“Saudade daquilo que não se viveu” é a inspiração para a nossa Trip neste início de 2014
Imagens de antigamente e consumidores de hoje mantêm um diálogo cada vez mais intenso. A nostalgia se espalha nas roupas, nos filmes, nos discos que voltam ou imitam os de ontem, nos automóveis, nos anúncios. O passado é sempre feliz, dizem os psicólogos. Não há futuro no passado, condenam os sociólogos. O passado vende, contentam-se os industriais da novidade. Este é o ano das reprises, submetendo todos a uma poderosa lei que os obriga a sentir saudade.
As palavras do primeiro parágrafo foram extraídas da abertura de uma reportagem publicada há pouco mais de quatro décadas, em maio de 1973, na saudosa revista Realidade. O texto, chamado em destaque na capa e assinado por Geraldo Mayrink, de atualidade assustadora, abre uma pensata de nada menos que nove páginas, ilustrada com fartura de imagens, em tom crítico ao que o autor enxergava, já àquela época, como uma necessidade obsessiva de olharmos para trás na busca desesperada para dar sentido maior a um presente vazio e excessivamente carente de significado. Quase 41 anos depois, partes da reflexão de Mayrink poderiam ser perfeitamente cortadas e coladas em qualquer peça que tente explicar as centenas de sinais que apitam por toda parte indicando que na ponta da revolução tecnológica ultramoderna pode estar um pêndulo que inexoravelmente nos fará de alguma maneira voltar para o ponto de onde viemos.
Nos questionamentos sobre as formas de produzir, vender e consumir nossos alimentos, nas roupas que vestimos, no desenho das coisas, das casas, das bicicletas, dos carros, das pranchas de surf, das tatuagens, nas terapias, nas soluções para grandes problemas da humanidade, nas teorias econômicas, nas soluções urbanísticas ou educacionais, na literatura, no cinema. Difícil imaginar um campo da atividade humana onde não seja percebida hoje uma espécie de sutil e contínua invasão retrô, vintage, nostálgica, de revisita ao passado ou seja lá como vamos escolher chamá-la.
CUTBACK
Nick Carroll, nosso principal entrevistado desta edição, um dos mais respeitados jornalistas esportivos do mundo e um observador arguto da vida, acredita que o que nos leva a isso é um desapontamento evidente com o presente e uma grande descrença no futuro. Daí estaríamos, segundo ele, tentando atribuir uma graça, um brilho, uma aura mágica que de fato não havia no tempo que passou. Uma maneira interessante de elaborar o tema.

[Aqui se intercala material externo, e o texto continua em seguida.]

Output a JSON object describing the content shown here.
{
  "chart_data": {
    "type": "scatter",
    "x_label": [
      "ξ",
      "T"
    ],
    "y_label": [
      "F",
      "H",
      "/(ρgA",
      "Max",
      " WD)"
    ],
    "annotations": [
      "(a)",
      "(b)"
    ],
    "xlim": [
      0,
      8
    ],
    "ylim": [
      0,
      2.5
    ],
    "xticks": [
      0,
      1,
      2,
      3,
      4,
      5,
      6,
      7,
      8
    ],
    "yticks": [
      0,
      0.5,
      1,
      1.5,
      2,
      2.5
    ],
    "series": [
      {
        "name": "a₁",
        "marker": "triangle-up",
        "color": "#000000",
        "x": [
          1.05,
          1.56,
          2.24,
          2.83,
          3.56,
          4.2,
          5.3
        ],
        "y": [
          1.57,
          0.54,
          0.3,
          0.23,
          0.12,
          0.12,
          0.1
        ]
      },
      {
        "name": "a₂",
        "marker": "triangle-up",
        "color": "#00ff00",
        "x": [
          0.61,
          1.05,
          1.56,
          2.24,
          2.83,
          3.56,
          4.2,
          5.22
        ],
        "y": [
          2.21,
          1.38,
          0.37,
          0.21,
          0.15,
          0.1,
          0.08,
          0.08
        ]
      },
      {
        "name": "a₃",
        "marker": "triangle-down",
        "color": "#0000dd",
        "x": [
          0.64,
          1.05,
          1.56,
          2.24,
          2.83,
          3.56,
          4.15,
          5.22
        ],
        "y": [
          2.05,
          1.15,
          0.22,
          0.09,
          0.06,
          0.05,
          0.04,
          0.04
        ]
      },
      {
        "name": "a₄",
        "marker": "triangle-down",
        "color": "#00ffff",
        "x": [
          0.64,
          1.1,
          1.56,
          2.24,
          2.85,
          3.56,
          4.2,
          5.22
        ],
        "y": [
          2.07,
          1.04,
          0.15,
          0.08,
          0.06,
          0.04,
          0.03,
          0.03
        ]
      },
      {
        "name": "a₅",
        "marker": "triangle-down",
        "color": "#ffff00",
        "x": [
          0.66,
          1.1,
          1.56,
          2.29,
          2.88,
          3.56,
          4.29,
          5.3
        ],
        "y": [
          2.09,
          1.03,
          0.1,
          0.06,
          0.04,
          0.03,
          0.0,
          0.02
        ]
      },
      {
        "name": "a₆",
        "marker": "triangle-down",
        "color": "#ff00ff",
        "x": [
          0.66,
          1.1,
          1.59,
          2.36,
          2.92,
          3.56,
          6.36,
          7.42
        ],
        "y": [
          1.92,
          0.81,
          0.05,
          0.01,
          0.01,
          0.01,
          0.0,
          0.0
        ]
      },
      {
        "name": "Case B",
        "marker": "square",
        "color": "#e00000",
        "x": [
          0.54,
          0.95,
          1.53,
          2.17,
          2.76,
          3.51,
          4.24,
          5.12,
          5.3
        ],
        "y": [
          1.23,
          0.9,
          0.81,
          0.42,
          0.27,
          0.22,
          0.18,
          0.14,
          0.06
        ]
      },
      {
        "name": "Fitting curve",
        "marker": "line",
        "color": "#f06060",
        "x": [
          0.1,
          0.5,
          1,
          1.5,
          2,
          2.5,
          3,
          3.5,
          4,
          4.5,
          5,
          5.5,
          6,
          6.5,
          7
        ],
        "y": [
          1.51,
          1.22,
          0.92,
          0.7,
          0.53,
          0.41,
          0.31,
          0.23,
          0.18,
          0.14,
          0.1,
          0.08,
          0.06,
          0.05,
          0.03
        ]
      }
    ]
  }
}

Mas ele mesmo vive, por opção, uma vida que difere pouco da que viviam seus antepassados australianos na década de 50. Mora numa cidade pequena e pacata, população que se conta na casa dos milhares, com nível próximo de zero de poluição, trânsito inexistente, onde nada funciona depois das 8 da noite, anda-se bastante a pé, a natureza é exuberante e quase intocada e uma espécie de vibração vintage circula no ar. Consome seus alimentos comprados de produtores da redondeza e balanceia sua vida de forma a ter tempo livre para atividades ao ar livre, esportes e boa quantidade de tempo para estar com a mulher e as filhas. Num outro trecho da entrevista, refletindo sobre a comunidade de surf brasileira, o mesmo Nick dispara: “Será que os brasileiros reverenciam e celebram seus campeões dos anos 70, ou eles estão esquecidos numa espécie de vácuo? Sem conhecer, entender e celebrar o passado, não se tem nada”.
Uma reação aos níveis insuportáveis de pressão que a vida em grandes centros tem impingido às pessoas? A resposta à falência do modelo que apostava na acumulação e no consumo como soluções perfeitas para todas as angústias humanas? Uma tentativa de baixar a bola e de alimentar menos desejos e expectativas, valorizando o mais simples? Uma espécie de fenômeno cíclico inevitável, um tipo de modismo que se abate sobre o Ocidente a cada década e que serve mais do que tudo para reciclar os parâmetros de consumo e estimulá-lo?
Fazer essas perguntas num sobrevoo pelo curioso sentimento da “saudade daquilo que não se viveu” é a inspiração para a nossa Trip neste início de 2014.
Paulo Lima, editor
P.S. A Trip acaba de ser apontada como a revista mais inovadora do Brasil em pesquisa publicada pelo jornal Meio & Mensagem que avaliou todas as publicações editadas no país. Numa edição dedicada ao passado, um grande presente.
Dedicamos esta edição à memória de Eduardo Coutinho, alguém que empregou sua vida ao registro poético da realidade e que dominou a arte de capturar o passado, mantê-lo presente e entregá-lo a quem quiser sentir seu gosto em qualquer tempo.